Write $\partial_{ij}$ for the partial with respect to $x_{ij}$, and  $\nabla = \sum_{ij} \partial_{ij}$.   This is not the gradient but a particular directional derivative, as pointed out in the comments by loup blanc.  It appears to be what the OP had in mind.  If it is not what the OP had in mind, I will withdraw this answer.

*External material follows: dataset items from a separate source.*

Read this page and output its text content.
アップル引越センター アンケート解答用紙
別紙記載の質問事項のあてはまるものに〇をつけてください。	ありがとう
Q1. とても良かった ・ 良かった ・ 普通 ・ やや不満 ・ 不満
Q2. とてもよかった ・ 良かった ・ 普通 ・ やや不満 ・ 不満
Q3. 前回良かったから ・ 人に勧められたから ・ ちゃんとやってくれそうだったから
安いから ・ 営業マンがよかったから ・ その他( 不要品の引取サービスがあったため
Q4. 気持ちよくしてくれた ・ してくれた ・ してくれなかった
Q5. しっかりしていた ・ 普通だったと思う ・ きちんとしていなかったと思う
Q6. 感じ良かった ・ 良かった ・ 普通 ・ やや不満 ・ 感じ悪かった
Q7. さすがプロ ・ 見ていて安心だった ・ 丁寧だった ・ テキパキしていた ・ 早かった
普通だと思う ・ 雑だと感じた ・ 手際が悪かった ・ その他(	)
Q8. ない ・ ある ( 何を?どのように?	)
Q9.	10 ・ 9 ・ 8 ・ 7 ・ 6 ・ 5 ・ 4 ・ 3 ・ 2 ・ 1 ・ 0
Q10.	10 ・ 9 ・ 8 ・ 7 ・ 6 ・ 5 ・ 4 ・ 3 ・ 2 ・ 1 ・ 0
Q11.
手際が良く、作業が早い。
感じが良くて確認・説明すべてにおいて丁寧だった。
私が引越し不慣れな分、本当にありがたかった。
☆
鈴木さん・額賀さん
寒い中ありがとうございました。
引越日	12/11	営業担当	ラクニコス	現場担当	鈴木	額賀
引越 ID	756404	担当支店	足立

Then $\nabla^n$ is a sum of all possible products of length $n$  of the partials $\partial_{ij}$ (i.e. mixed partials of length $n$).  But most of these, applied to $D$, are zero because $\partial_{i j} \partial_{k l} D = 0$ if $i = k$ or $j = l$ because in these cases $x_{ij}x_{kl}$ never appears as a factor of any monomial contributing to $D$. Those partials which are non-zero each occur with multiplicity $n!$.  Thus $$\nabla^n  D = n! \sum_\sigma  \prod_i \partial_{i \sigma(i)} D = n! \sum_\sigma \sum_\pi \sgn(\pi) \prod_i \partial_{i \sigma(i)}
\prod_j x_{j \pi(j)}.$$
Let's write out a typical summand for security:
$$
\sgn(\pi)(\partial_{1 \sigma(1)}\cdots \partial_{n \sigma(1n)})(x_{1 \pi(1)} \cdots x_{n \pi(n)}) = \sgn(\pi) \delta(\sigma, \pi).
$$
Hence $\nabla^n D = n! \sum_\pi \sgn(\pi) = 0$.